Иное дело – Мальчик, этот мог поспеть в самый раз, врасплох застав его со своим воробьем. Электричка вошла-таки в график и к очередной платформе подкатила тютелька в тютельку. Пассажиров на этой ранней платформе не было – ни единого человечка! – никто не вошел и никто не вышел, но поезд все равно послушно отстоял положенное. Это неукоснительное соблюдение порядка, это следование букве закона, как выразился бы Адвокат, вселило тревогу в малолетнего нарушителя. Незаметно пощупал он в кармане билет – билет был на месте, но все равно могут подойти, обыскать могут, спросить, откуда деньги. (О Чикчирише не спросят, на этот счет Мальчик не волновался.)

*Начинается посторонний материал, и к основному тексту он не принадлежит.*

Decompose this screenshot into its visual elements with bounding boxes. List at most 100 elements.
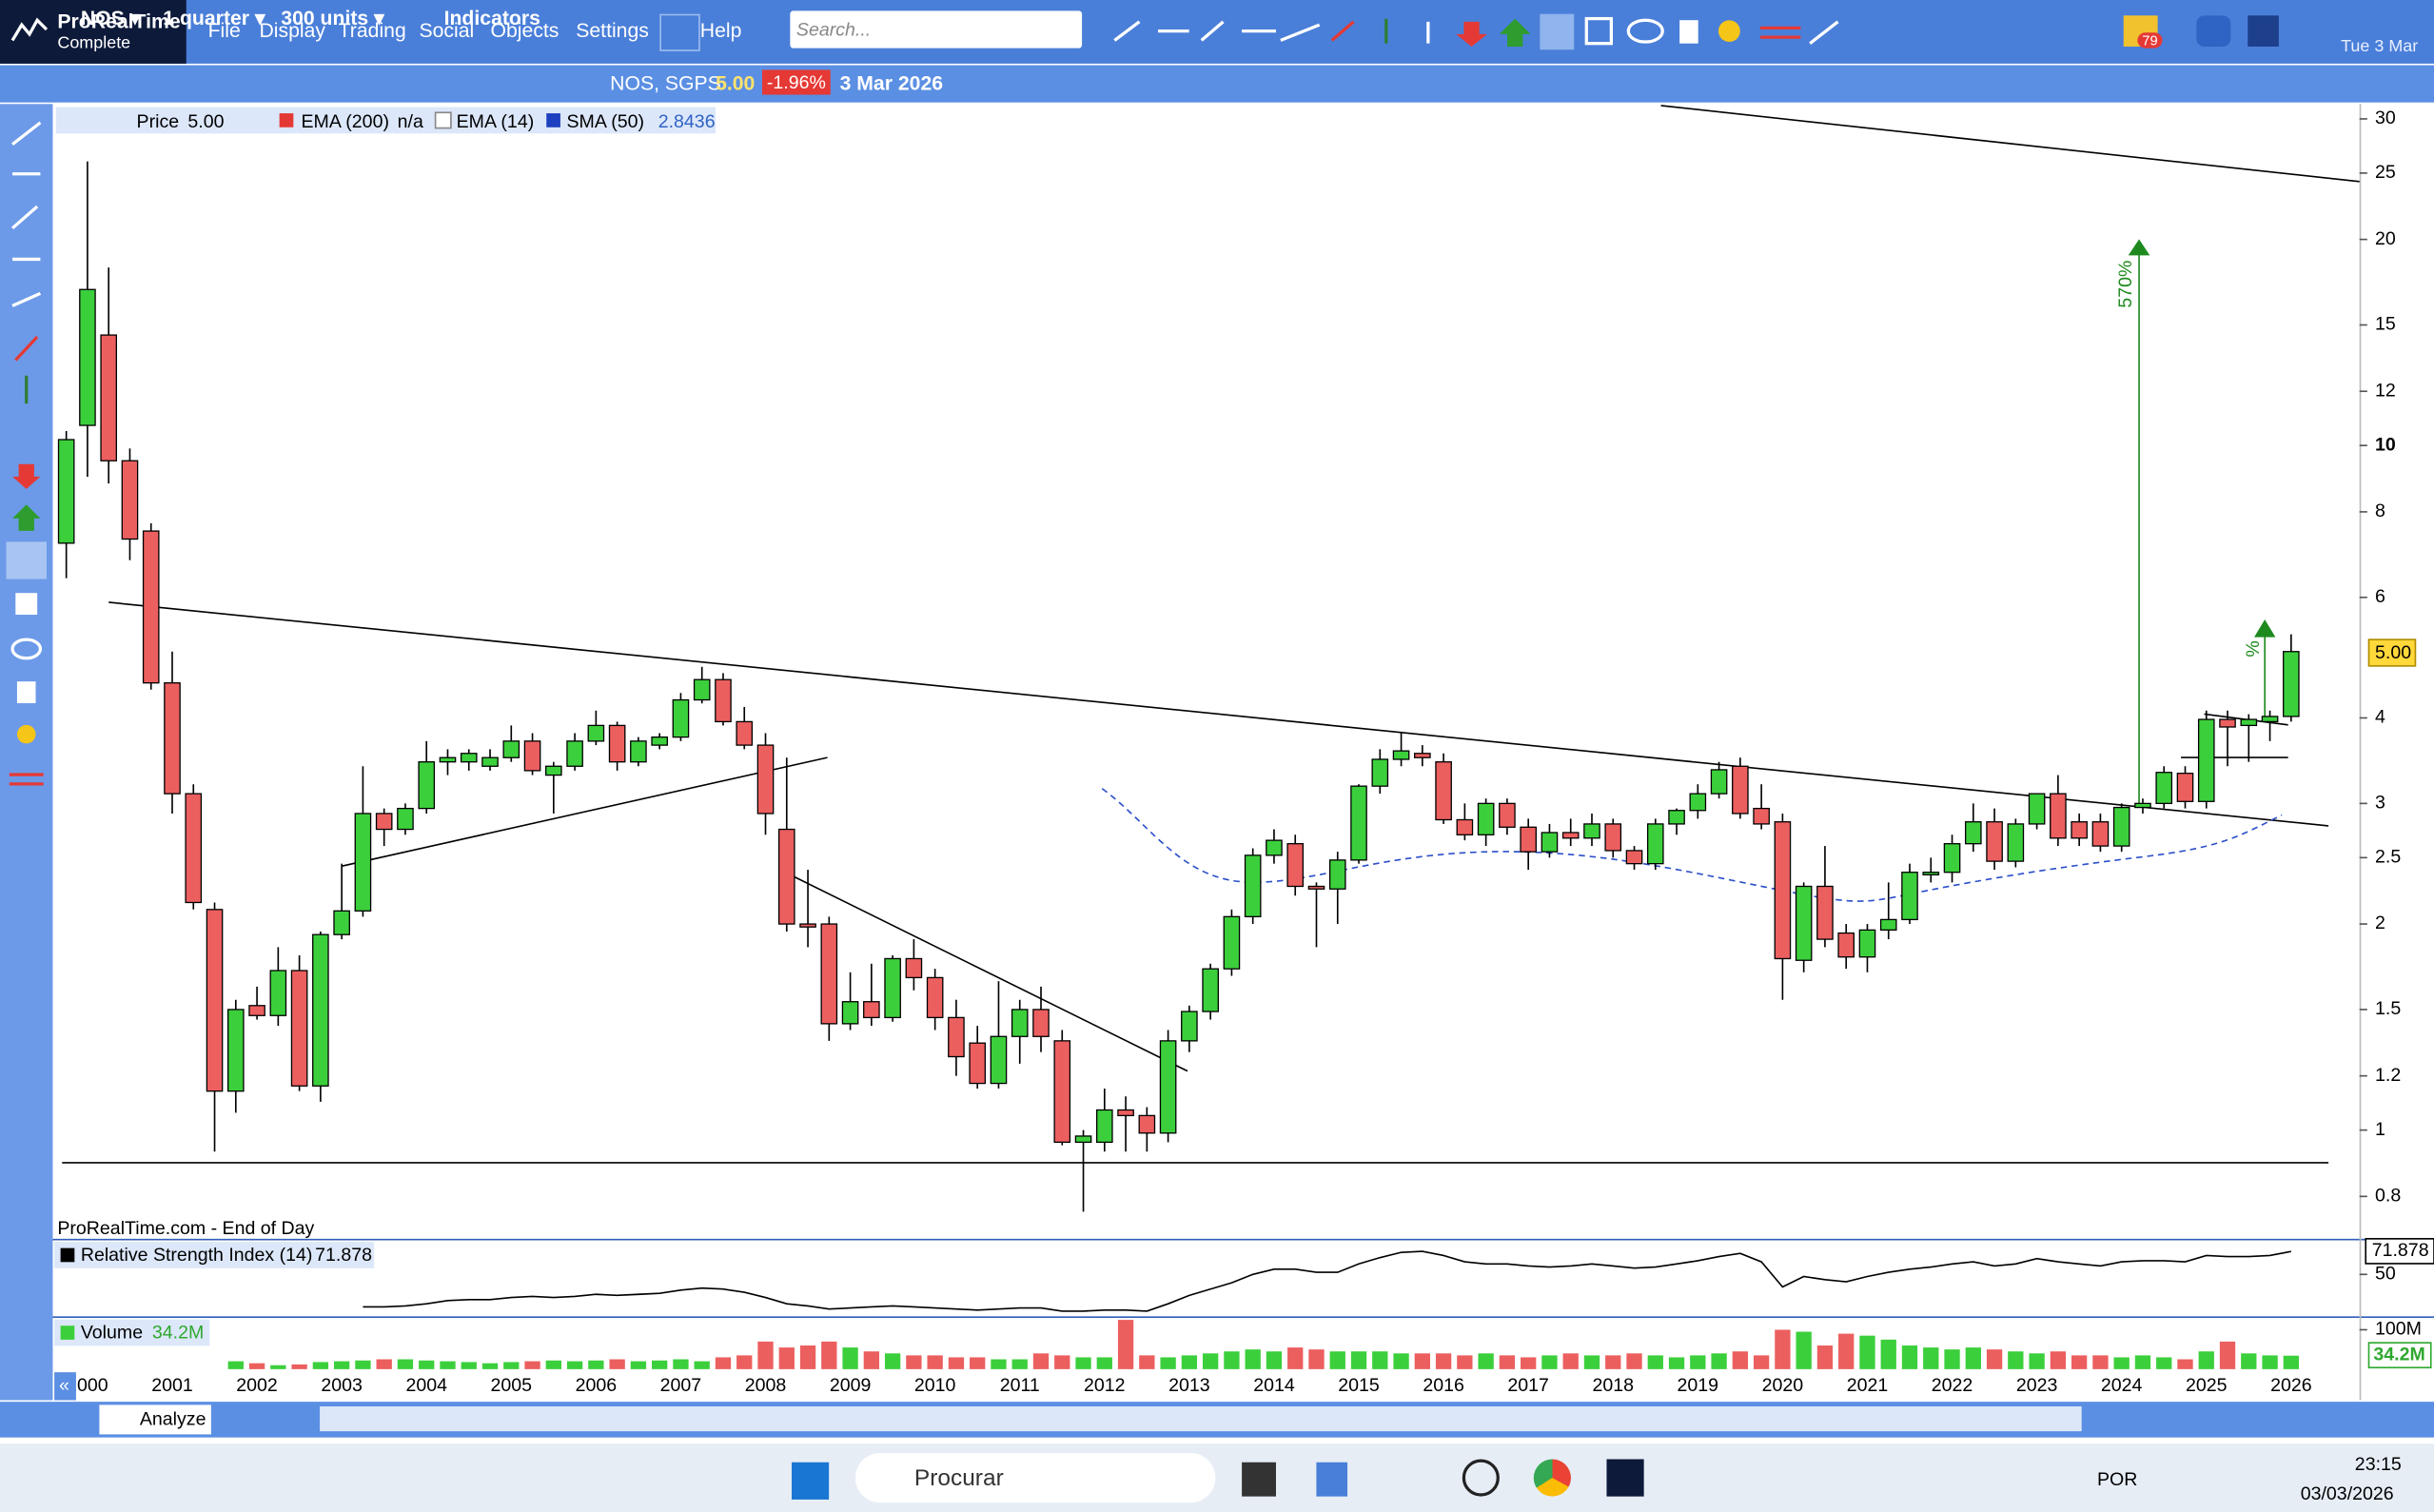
rsi-swatch xyxy=(60,1247,75,1263)
candle-body xyxy=(206,909,224,1092)
candle-body xyxy=(2007,823,2025,862)
app-icon[interactable] xyxy=(1316,1462,1348,1497)
y-tick-label: 0.8 xyxy=(2375,1186,2401,1207)
price-legend: Price 5.00 EMA (200) n/a EMA (14) SMA (5… xyxy=(55,107,716,134)
candle-body xyxy=(1625,850,1643,865)
volume-bar xyxy=(2262,1355,2278,1369)
volume-bar xyxy=(1901,1345,1918,1369)
volume-bar xyxy=(630,1361,647,1369)
screen-icon[interactable] xyxy=(2248,15,2279,47)
x-tick-label: 2013 xyxy=(1168,1375,1210,1396)
volume-bar xyxy=(1986,1349,2003,1369)
volume-bar xyxy=(2113,1357,2130,1369)
menu-item[interactable]: Display xyxy=(259,18,325,43)
scroll-left-icon: « xyxy=(59,1375,69,1396)
logo-icon xyxy=(10,17,49,42)
rsi-box xyxy=(2365,1238,2434,1265)
menu-item[interactable]: Social xyxy=(419,18,475,43)
volume-bar xyxy=(1690,1355,1706,1369)
scrollbar[interactable] xyxy=(320,1406,2082,1432)
candle-body xyxy=(1202,968,1219,1012)
symbol-select[interactable]: NOS ▾ xyxy=(80,6,141,29)
app-icon[interactable] xyxy=(1242,1462,1276,1497)
volume-bar xyxy=(2219,1341,2236,1369)
candle-body xyxy=(1583,823,1600,839)
candle-body xyxy=(164,682,181,795)
candle-body xyxy=(1561,832,1580,839)
instrument-bar xyxy=(0,65,2434,103)
app-edition: Complete xyxy=(57,33,131,53)
menu-item[interactable]: Help xyxy=(699,18,742,43)
x-tick-label: 2010 xyxy=(914,1375,956,1396)
indicators: Indicators xyxy=(443,6,540,29)
volume-bar xyxy=(419,1360,435,1369)
candle-body xyxy=(2050,793,2067,839)
rsi-value: 71.878 xyxy=(315,1245,372,1266)
taskbar: Procurar POR 23:15 03/03/2026 xyxy=(0,1443,2434,1512)
candle-body xyxy=(1689,793,1707,812)
legend-value: n/a xyxy=(397,109,423,132)
candle-body xyxy=(1604,823,1622,852)
candle-body xyxy=(884,957,901,1019)
y-tick-label: 1 xyxy=(2375,1119,2385,1140)
candle-body xyxy=(672,698,690,738)
volume-bar xyxy=(884,1353,901,1369)
candle-body xyxy=(990,1035,1008,1085)
taskbar-search[interactable]: Procurar xyxy=(854,1452,1216,1503)
candle-body xyxy=(418,761,436,810)
analyze-button[interactable]: Analyze xyxy=(99,1404,211,1435)
sync-icon[interactable] xyxy=(2196,15,2231,47)
candle-body xyxy=(290,970,308,1087)
candle-body xyxy=(1053,1040,1071,1144)
volume-bar xyxy=(694,1361,710,1369)
app-icon[interactable] xyxy=(1462,1459,1500,1497)
language: POR xyxy=(2096,1468,2138,1491)
menu-item[interactable]: File xyxy=(207,18,241,43)
app-icon[interactable] xyxy=(1533,1459,1571,1497)
candle-body xyxy=(1266,839,1283,856)
source: ProRealTime.com - End of Day xyxy=(57,1218,314,1239)
candle-body xyxy=(969,1042,987,1085)
search-box[interactable]: Search... xyxy=(790,10,1083,49)
instrument-name: NOS, SGPS xyxy=(610,71,721,95)
y-tick-label: 30 xyxy=(2375,108,2396,128)
volume-bar xyxy=(1287,1347,1304,1369)
volume-bar xyxy=(799,1345,816,1369)
indicators-button[interactable]: Indicators xyxy=(444,5,553,32)
app-icon[interactable] xyxy=(1606,1459,1644,1497)
x-tick-label: 2022 xyxy=(1932,1375,1973,1396)
volume-bar xyxy=(588,1360,604,1369)
period-select[interactable]: 1 quarter ▾ xyxy=(163,6,265,29)
projection-arrows xyxy=(2128,239,2276,808)
start-button[interactable] xyxy=(792,1462,830,1500)
candle-body xyxy=(226,1009,245,1092)
volume-bar xyxy=(1521,1357,1537,1369)
volume-bar xyxy=(1775,1329,1791,1369)
volume-bar xyxy=(1350,1351,1367,1369)
top-date: Tue 3 Mar xyxy=(2341,37,2419,56)
volume-bar xyxy=(1160,1357,1176,1369)
volume-bar xyxy=(842,1347,858,1369)
volume-bar xyxy=(970,1357,986,1369)
candle-body xyxy=(608,724,626,763)
volume-bar xyxy=(270,1365,286,1369)
menu-item[interactable]: Trading xyxy=(338,18,406,43)
volume-bar xyxy=(2092,1355,2109,1369)
logo[interactable]: ProRealTime Complete xyxy=(0,0,186,64)
symbol: NOS xyxy=(80,6,125,29)
legend-label: EMA (200) xyxy=(301,109,389,132)
menu-item[interactable]: Settings xyxy=(576,18,649,43)
x-tick-label: 2006 xyxy=(576,1375,618,1396)
menu-item[interactable]: Objects xyxy=(490,18,559,43)
y-tick-label: 2 xyxy=(2375,913,2385,933)
candle-body xyxy=(1710,769,1728,795)
legend-swatch xyxy=(546,113,560,128)
x-tick-label: 2018 xyxy=(1592,1375,1634,1396)
app-name: ProRealTime xyxy=(57,9,181,33)
volume-value: 34.2M xyxy=(152,1323,204,1344)
candle-body xyxy=(841,1001,859,1025)
units-select[interactable]: 300 units ▾ xyxy=(281,6,384,29)
scroll-left-button[interactable] xyxy=(54,1372,76,1401)
legend-label: Price xyxy=(136,109,180,132)
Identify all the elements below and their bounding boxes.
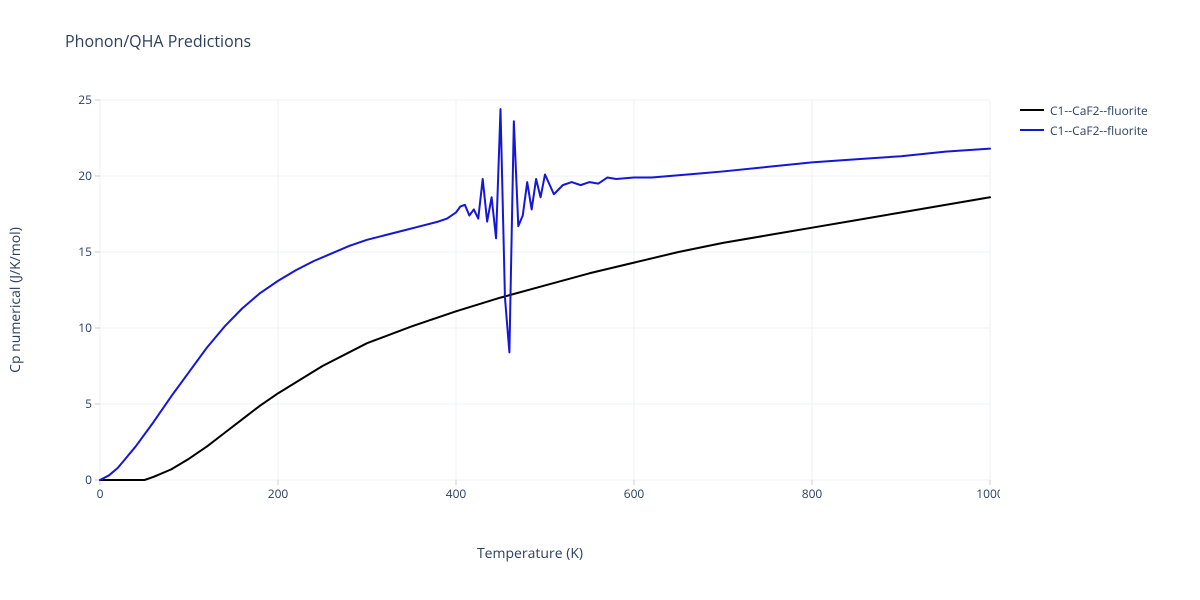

Мимо двух станций пролетели, не останавливаясь и даже не замедляя хода (ускорили, показалось ему), хотя на одной платформе стояли люди. Тут уж порядок нарушался, – во всяком случае, с точки зрения здравомыслящего Мальчика, – а раз так, раз порядок нарушается, то и ему тоже бояться нечего. Мальчик успокоился и ему даже снова, только еще сильней, чем на станции, захотелось есть. В тот же миг явственно ощутил запах колбасы, и это не было плодом его голодной фантазии, вовсе нет: колбасу лопала тетка с корзиной, не нарезанную, от целого куска отхватывала, сдирая толстыми пальцами сухую легкую кожицу. У Мальчика аж слюнки потекли, а Адвокат в задумчивости опустил книгу, вслушиваясь в себя.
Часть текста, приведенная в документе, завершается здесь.